Droits de la femme, protection de l’enfance… ou morale religieuse : les dilemmes de l’avortement

À quelques très rares exceptions près, l'interruption volontaire de la grossesse est aujourd'hui interdite par la loi libanaise, qui la punit de lourdes peines de prison. Pourtant, des avortements ont lieu par centaines, tous les ans, dans des conditions qui mettent souvent en danger la vie des patientes. Le poids des valeurs traditionnelles et religieuses reste le premier facteur empêchant la légalisation de ces opérations clandestines, qui laissent les femmes et les hommes concernés sans aucun soutien psychologique. Rien ne laisse présager dans un avenir proche une évolution de la loi qui prenne en compte la réalité de la situation.

De nombreux mouvements citoyens existent au Liban pour faire avancer la société et la législation vers plus d'ouverture et de lucidité sur des questions telles que les droits des femmes, l'éducation ou encore les droits des enfants. Souvent inspirés des victoires emportées par ces causes en Europe occidentale ou en Amérique du Nord, ces mouvements sont pour certains proches du but, avec un appui assez large au sein de la population.
Il n'en va pas de même pour la question de l'avortement. Le débat est loin d'être terminé à ce sujet dans beaucoup de pays où cette pratique est pourtant légale : en France ou plus encore en Espagne, en Italie ou aux États-Unis, des mouvements dits « pro-vie » contestent le droit à l'interruption volontaire de la grossesse en invoquant le plus souvent des principes religieux. Au Liban, le mouvement qui demande au contraire la légalisation de l'avortement n'est pas aussi présent sur la scène politique que les autres revendicateurs de droits civiques. Le facteur de vie et de mort est sans doute pour beaucoup dans l'hésitation qui entoure le sujet. Par ailleurs, les avantages d'un avortement sur les plans social et psychologique sont difficiles à constater pour qui n'a pas été confronté directement à une grossesse non désirée. Les enjeux de santé publique, pourtant, sont bien réels. Les avortements clandestins étant difficiles à contrôler, ils sont pratiqués très régulièrement par des médecins ou des sages-femmes parfois bien intentionnés ou à la recherche de l'argent facile. Certains sont pratiqués par les mères elles-mêmes, avec des risques encore plus grands pour la santé de ces femmes. Le poids de la tradition et la pression des pouvoirs religieux pour empêcher la légalisation de l'avortement sont tels que les militants « prochoix » ne croient pas à une avancée significative de la législation dans les prochaines années.

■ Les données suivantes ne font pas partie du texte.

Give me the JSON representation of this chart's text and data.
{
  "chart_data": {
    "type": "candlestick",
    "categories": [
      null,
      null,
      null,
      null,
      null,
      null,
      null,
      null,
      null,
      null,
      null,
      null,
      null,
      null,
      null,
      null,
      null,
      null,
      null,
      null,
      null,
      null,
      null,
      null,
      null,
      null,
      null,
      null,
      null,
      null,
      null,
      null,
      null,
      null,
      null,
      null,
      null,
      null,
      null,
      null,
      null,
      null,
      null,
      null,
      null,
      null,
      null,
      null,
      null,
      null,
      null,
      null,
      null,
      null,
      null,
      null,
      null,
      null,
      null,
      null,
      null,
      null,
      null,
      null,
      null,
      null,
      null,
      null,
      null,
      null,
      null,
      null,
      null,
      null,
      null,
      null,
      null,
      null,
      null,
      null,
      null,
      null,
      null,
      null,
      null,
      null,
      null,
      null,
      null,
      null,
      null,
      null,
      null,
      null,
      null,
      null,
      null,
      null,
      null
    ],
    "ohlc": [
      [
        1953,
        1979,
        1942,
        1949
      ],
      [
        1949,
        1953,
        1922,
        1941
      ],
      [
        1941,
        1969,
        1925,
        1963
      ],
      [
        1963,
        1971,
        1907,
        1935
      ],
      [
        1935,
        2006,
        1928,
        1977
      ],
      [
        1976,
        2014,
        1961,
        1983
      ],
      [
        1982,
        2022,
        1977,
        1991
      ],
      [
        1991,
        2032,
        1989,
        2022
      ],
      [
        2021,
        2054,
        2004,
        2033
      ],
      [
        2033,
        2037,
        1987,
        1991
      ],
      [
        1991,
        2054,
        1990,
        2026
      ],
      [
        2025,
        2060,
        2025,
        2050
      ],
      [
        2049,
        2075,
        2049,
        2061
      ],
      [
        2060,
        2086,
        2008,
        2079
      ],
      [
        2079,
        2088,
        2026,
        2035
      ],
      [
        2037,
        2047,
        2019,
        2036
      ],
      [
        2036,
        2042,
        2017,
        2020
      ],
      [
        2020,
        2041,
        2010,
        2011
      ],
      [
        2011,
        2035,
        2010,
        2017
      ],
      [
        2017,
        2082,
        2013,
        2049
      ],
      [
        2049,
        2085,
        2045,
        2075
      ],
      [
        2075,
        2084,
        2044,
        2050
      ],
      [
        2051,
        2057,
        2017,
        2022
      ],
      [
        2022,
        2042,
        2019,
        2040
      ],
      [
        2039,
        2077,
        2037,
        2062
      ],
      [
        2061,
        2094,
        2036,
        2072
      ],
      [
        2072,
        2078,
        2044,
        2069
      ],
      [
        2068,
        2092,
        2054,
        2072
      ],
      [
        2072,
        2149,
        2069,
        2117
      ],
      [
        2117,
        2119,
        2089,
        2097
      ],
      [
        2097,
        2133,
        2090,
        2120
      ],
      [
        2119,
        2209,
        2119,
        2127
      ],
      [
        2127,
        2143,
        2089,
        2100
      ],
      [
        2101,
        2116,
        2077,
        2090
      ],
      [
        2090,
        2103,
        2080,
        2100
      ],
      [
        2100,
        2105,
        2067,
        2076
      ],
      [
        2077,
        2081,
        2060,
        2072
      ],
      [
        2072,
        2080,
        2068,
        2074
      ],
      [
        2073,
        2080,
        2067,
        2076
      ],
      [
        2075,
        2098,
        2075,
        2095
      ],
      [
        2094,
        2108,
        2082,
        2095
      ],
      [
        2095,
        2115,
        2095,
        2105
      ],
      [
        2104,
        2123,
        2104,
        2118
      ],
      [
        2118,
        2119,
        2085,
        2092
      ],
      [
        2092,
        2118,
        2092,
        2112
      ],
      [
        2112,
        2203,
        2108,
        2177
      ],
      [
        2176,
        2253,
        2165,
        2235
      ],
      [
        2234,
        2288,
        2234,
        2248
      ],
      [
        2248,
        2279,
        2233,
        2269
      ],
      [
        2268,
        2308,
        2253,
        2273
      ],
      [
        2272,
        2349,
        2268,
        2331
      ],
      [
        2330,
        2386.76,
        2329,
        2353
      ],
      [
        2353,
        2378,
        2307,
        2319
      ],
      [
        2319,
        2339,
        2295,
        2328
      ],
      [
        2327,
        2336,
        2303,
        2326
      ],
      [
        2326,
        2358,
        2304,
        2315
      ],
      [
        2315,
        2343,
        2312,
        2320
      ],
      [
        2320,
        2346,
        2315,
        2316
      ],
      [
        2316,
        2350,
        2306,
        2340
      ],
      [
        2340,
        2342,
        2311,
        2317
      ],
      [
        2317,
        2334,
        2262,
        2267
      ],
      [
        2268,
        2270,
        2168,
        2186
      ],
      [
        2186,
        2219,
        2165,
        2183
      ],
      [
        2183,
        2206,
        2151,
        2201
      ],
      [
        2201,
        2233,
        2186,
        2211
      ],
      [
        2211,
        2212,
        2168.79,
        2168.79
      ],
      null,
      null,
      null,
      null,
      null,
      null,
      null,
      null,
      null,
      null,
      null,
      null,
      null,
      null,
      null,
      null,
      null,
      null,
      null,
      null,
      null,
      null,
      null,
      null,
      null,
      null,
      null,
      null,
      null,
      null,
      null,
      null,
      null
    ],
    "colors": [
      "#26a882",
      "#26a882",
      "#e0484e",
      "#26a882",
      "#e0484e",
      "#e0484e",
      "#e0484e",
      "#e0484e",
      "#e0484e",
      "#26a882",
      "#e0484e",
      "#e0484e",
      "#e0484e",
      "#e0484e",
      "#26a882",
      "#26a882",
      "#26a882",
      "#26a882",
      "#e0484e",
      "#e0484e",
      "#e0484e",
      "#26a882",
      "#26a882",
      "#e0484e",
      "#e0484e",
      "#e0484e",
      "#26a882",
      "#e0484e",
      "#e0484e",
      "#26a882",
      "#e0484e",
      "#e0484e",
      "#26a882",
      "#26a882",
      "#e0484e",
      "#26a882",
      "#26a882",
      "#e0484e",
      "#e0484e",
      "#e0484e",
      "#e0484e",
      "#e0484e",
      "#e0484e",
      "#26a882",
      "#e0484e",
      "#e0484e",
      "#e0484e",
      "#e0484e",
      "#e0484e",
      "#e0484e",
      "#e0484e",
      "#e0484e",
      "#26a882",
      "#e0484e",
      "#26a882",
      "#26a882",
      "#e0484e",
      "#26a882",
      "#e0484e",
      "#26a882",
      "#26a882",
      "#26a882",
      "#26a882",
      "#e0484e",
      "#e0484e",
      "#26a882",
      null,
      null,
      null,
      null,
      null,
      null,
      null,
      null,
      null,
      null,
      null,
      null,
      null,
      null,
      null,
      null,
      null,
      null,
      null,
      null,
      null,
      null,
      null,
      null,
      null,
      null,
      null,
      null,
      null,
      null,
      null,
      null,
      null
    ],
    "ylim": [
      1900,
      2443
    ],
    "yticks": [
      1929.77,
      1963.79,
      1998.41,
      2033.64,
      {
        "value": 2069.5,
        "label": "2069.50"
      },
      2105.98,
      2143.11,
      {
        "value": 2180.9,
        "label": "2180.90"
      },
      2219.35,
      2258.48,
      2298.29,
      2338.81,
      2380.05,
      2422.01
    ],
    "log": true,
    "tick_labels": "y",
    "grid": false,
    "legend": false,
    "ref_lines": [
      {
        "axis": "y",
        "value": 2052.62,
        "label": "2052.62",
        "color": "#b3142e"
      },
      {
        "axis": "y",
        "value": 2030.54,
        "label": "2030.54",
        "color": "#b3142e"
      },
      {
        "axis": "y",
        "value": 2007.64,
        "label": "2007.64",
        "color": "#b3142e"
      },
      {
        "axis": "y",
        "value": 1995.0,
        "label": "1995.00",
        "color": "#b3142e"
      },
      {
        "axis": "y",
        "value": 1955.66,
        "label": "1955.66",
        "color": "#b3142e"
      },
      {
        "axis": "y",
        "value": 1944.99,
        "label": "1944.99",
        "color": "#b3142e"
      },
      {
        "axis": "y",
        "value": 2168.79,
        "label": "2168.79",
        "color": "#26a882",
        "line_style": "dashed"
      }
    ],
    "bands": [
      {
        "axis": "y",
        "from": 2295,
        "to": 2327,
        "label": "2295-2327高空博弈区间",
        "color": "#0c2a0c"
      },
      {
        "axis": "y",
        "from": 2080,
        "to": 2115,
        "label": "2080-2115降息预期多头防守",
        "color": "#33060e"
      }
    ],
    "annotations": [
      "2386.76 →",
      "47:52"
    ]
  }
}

Pour l'instant, la loi est claire. D'après les articles 539-546 du code pénal, l'avortement volontaire est interdit, quelles que soient les circonstances et la méthode employée. Une femme qui provoque son propre avortement ou qui donne l'autorisation à quelqu'un d'autre de le faire risque 6 mois à 3 ans de prison. Différentes peines sont prévues contre l'auteur de l'avortement, s'il ne s'agit pas de la femme elle-même. Dans le cas de figure où la femme est consentante, la personne qui pratique l'interruption de grossesse peut écoper de 1 à 3 ans de prison - jusqu'à 7 en cas de décès de la femme. Si la femme n'est pas consentante, la personne qui la force à avorter peut être condamnée à plus de 5 ans de travaux forcés, et au moins 10 si la femme meurt des suites de l'opération. Si le « coupable » est un professionnel de la santé, les peines sont encore plus sévères, et il n'a plus le droit de pratiquer.
Il n'est pas difficile de se rendre compte que la loi - qui a à peine été modifiée depuis la Seconde Guerre mondiale - n'a pas pour but premier de protéger les droits des citoyens, mais de défendre un certain ordre moral. Ainsi, le texte prévoit des sanctions moins sévères s'il s'agit d'un « avortement d'honneur » : une femme qui provoque son propre avortement pour sauver son « honneur » ou quiconque pratique cette opération dans le but de sauver « l'honneur » d'un membre de sa famille sont condamnés à des peines moins lourdes.
Dans ce cadre très sévère, les mouvements de libération sociale de la fin des années 1960 ont apporté une minuscule bouffée d'oxygène à la loi sur l'avortement au Liban. Il y a tout juste quarante ans, le 20 octobre 1969, un décret présidentiel a rendu possible l'avortement dans des conditions très particulières. Tout en réaffirmant que l'avortement est illégal, ce décret permet aux femmes d'interrompre leur grossesse si celle-ci les met en danger de mort. Si elle est consciente, elle doit donner son accord. Sinon, son médecin peut prendre la décision à sa place sans consulter la famille. Dans tous les cas, c'est le médecin qui doit décider de l'interruption de grossesse, après avoir consulté deux de ses confrères - les trois spécialistes doivent signer une déclaration où ils confirment que l'interruption est le seul moyen de sauver la patiente.
L'avortement est interdit, même en cas de viol. Selon un rapport de l'ONU, en 2007, 84 % des pays développés et 37 % des pays en développement autorisent l'interruption volontaire d'une grossesse provoquée par une agression sexuelle.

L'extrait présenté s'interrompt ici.